Matthew Scott, a criminal barrister at Pump Court Chambers, told The Independent that both the charge and court procedure may have been unlawful.
"I do not understand how they can say that she has committed an offence under the Coronavirus Act because that act doesn't require somebody to give their details to a police officer, and doesn't require them to state the purpose of their journey," he added.
Mr Scott questioned why police could not have fined Ms Dinou for being away from home without a reasonable excuse under the Health Protection Regulations.
"If the district judge decided the case on the basis of written statements because she refused to say anything in court, that on my view is procedurally irregular and incorrect, particularly on a first appearance."
More than half the court buildings in England and Wales have been closed because of coronavirus, and those still operating are only dealing with urgent matters including remand hearings and coronavirus-related cases.
Police have been instructed to use enforcement as a last resort as they grapple with the rapidly drawn up new laws, which underwent little parliamentary scrutiny.
A legal firm routinely instructed by police forces, 5 Essex Court, said in its guidance that the Coronavirus Act only creates a criminal offence if people refuse a direction to a "place suitable for screening and assessment".
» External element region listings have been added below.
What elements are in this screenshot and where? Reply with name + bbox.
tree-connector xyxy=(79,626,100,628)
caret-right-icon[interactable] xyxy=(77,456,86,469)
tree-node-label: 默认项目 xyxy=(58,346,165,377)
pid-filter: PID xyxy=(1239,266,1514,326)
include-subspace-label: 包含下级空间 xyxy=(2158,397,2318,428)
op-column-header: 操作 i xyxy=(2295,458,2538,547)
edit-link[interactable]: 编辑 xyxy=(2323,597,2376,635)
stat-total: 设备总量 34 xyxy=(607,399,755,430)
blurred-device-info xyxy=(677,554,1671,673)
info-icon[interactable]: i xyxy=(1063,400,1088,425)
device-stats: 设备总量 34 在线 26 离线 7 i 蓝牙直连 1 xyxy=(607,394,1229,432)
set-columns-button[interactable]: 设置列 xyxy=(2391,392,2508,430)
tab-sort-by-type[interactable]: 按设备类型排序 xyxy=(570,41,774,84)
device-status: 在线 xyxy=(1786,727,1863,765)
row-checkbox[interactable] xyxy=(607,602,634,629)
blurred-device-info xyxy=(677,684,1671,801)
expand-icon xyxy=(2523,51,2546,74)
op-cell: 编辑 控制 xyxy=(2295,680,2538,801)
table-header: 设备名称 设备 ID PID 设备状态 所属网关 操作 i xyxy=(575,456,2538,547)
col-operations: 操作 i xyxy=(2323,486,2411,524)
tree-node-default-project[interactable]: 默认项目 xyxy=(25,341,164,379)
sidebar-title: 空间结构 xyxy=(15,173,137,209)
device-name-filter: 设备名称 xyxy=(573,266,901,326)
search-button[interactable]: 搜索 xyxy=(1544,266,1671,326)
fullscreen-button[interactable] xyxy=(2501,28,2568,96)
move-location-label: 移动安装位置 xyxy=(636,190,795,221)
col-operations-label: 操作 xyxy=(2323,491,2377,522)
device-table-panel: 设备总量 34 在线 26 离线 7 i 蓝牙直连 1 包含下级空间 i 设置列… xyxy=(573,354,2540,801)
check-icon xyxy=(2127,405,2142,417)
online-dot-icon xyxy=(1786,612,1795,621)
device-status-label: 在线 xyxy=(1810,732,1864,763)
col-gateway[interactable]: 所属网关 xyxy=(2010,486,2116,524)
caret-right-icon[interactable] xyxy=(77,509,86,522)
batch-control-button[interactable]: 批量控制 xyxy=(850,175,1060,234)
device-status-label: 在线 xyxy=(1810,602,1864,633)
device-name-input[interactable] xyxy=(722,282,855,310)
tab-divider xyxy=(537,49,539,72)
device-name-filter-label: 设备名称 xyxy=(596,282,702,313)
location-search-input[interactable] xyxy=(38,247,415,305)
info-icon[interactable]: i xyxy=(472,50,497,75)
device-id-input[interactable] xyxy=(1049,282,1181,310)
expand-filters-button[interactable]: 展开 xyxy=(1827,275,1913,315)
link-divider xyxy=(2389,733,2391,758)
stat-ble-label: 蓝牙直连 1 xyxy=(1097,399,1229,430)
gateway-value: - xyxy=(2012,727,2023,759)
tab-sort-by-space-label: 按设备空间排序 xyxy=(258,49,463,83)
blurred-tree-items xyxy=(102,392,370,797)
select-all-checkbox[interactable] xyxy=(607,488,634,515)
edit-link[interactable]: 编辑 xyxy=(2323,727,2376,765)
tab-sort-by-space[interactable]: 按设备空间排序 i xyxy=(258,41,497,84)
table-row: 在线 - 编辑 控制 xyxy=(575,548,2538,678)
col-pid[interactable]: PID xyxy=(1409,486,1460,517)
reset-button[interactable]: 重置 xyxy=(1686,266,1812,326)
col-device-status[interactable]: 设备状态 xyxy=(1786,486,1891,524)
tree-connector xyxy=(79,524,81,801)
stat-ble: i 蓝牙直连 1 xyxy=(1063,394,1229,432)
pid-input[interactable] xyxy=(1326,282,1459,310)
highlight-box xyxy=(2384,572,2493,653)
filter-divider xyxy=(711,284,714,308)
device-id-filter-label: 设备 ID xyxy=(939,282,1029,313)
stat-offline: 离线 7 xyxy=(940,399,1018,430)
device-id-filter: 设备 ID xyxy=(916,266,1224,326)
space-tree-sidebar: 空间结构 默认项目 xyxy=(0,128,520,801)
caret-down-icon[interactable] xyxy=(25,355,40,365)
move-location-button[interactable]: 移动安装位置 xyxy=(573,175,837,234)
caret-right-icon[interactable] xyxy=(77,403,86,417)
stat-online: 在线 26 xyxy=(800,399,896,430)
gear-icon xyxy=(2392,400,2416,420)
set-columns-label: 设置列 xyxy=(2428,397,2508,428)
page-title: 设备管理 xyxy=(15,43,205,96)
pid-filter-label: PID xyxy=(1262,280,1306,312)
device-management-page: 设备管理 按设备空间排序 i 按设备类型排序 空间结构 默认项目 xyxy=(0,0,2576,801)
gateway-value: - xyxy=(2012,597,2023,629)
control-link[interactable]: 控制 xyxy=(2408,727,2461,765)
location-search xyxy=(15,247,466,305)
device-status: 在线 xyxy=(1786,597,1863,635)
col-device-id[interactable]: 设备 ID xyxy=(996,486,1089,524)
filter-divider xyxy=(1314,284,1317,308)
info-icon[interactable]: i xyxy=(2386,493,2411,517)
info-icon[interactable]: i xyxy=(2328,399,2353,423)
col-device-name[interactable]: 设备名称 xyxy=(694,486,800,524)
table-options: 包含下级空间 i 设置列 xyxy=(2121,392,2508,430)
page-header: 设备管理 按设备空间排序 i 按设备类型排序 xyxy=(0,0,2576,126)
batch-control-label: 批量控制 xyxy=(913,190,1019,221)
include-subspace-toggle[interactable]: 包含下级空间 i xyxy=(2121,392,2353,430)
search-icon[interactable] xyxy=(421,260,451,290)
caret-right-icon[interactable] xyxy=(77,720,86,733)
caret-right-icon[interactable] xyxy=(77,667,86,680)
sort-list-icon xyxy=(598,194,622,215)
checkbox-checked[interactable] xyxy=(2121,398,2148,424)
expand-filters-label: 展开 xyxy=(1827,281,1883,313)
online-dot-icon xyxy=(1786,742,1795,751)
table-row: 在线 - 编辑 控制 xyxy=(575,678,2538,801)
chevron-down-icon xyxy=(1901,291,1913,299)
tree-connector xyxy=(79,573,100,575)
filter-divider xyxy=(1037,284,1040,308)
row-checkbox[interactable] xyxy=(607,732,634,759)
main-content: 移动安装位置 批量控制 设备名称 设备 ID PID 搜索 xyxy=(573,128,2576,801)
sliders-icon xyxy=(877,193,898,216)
The document says that officers identifying a "potentially infectious person" must have regard to public health guidance on symptoms - which Dinou did not have - or contact with infected people.
On Thursday evening, BTP said it had conducted a review with the Crown Prosecution Service (CPS) that "established that Marie Dinou was charged under the incorrect section of the Coronavirus Act 2020".
In response to questions from The Independent, the force said it had asked North Tyneside Magistrates' Court for the case to be relisted and the conviction to be set aside.
"Having reassessed the matter, BTP will not pursue any alternative prosecution," a spokesperson said.
Ms Dinou had been suspected of a railway ticket offence, but the Coronavirus Act was used to prosecute her instead.
Deputy Chief Constable Adrian Hanstock said: "There will be understandable concern that our interpretation of this new legislation has resulted in an ineffective prosecution.
"This was in circumstances where officers were properly dealing with someone who was behaving suspiciously in the station, and who staff believed to be travelling without a valid ticket. Officers were rightfully challenging her unnecessary travel.
"Regardless, we fully accept that this shouldn't have happened and we apologise. It is highly unusual that a case can pass through a number of controls in the criminal justice process and fail in this way."
The senior officer added: "BTP and the CPS will undertake a more detailed review of the case to ensure that any lessons to be learned are integrated into our shared justice processes."
BTP said it has shared official guidance on how to enforce the new laws with officers "to help them interpret the new legislation".